This is this morning's refrain, the words and sensations circulating through me as I reflect on yesterday's visit with my sister and her family. It was so much better than I expected, so good in so many ways, so simple and easy.
And oh my goodness, my niece Elizabeth is exactly like Carla was at her age: adorable, open, playful, affectionate, chatty, impish, sweet and smart. A little bubbling force of nature, happy happy happy. It was so good to see her and to see, especially, how obviously The Kid was genuinely delighted by her. Truly, truly it was so good to see the next generation take to each other, his patience at Elizabeth's tiny-fingered attempts to pull his whiskers, his willing participation as human jungle-gym, his big and real smiles.
It's as though for two hours, we were all of us at our best, just like Elizabeth -- at our most human, our most open, our most good.
At our very goodest.
The three of us showed up around 1, as promised, with lunch. My stomach was in a knot as we waited outside the door of their apartment, hearing the sound of the locks turning. What awaited us? After so long and such recent bad news from the doctors, what would we see? Would we get along? Would there be any of the bitter, angry attacks on my parents from my brother-in-law that broke us up in the first place? Would we feel horribly uncomfortable with their religiosity, judged and mystified?
And then my sister opened the door, and all of that vanished completely. She was changed obviously, her movements tentative, her speech slurred, but she's still herself. For two hours we were in Elizabeth's world. At our goodest.
My sister and family live in a ground floor two-bedroom apartment with a little shared paved yard behind. A Christmas tree, too tall according to Elizabeth, occupies a corner by the front window. We used the four drinking glasses + two mugs of my sister's making for our lunch at the coffee table in front of the couch. A computer with a Madonna screensaver (the Virgin Mary, not Madonna Louise) dominates the kitchen table. A copy of Who's Who in the Bible sits on top of a guide to wine in a stack of books on a shelf. Rosaries and images of Jesus are all over. For most of our visit, my brother-in-law is on the phone, wrangling with insurance and doctor's office representatives to ensure that my sister's next round of chemo is covered.

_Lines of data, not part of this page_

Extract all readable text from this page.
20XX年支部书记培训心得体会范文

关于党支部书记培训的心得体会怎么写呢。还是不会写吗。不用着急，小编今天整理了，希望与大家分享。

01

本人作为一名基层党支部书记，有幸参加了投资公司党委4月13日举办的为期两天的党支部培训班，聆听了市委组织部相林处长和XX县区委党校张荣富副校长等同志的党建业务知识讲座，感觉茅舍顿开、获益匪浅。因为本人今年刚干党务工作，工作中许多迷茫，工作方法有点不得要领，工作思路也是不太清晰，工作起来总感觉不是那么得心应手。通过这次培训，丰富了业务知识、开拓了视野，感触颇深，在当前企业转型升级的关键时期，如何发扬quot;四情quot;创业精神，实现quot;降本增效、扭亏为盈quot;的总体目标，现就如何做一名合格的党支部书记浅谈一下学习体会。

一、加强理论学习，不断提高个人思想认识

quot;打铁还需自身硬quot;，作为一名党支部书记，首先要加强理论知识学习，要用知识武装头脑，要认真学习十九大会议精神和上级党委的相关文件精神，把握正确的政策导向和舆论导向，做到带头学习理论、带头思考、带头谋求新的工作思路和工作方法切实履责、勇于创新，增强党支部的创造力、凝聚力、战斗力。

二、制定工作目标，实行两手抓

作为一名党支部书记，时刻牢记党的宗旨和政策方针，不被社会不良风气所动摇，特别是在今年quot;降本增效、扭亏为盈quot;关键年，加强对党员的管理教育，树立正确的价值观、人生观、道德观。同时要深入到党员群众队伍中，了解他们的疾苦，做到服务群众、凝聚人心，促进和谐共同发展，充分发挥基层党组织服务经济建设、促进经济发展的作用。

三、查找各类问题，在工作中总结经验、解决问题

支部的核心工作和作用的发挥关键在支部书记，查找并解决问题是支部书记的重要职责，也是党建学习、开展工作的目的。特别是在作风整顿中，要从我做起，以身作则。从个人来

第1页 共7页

We don't talk about it so much, the cancer. We eat burgers and drink Coke, laugh at Elizabeth, catch up on what we've missed. We watch my sister go through the album I've brought her, mostly pictures of herself when she was little, something I thought she would particularly love to share with her daughter. Mostly we are entertained by Elizabeth herself, whose perpetual motion and good cheer keep us rooted in the present, stop us being swept up in any past or future concerns. I am grateful for the opportunity to see my sister, to hear her voice, to hang around with Elizabeth, to be with their family.
Everything is all at once so complicated and so simple, so painful and so beautiful. But I realize that if I make like Elizabeth, remain in the right now right now, if I stop telling myself the story of what's happening (god damn it, my sister is dying), then everything stays simple and lovely and funny.
And good. Bubbling up through everything, goodness, like an effervescent Elizabeth, keeping us clear and present with what's right in front of us. Good.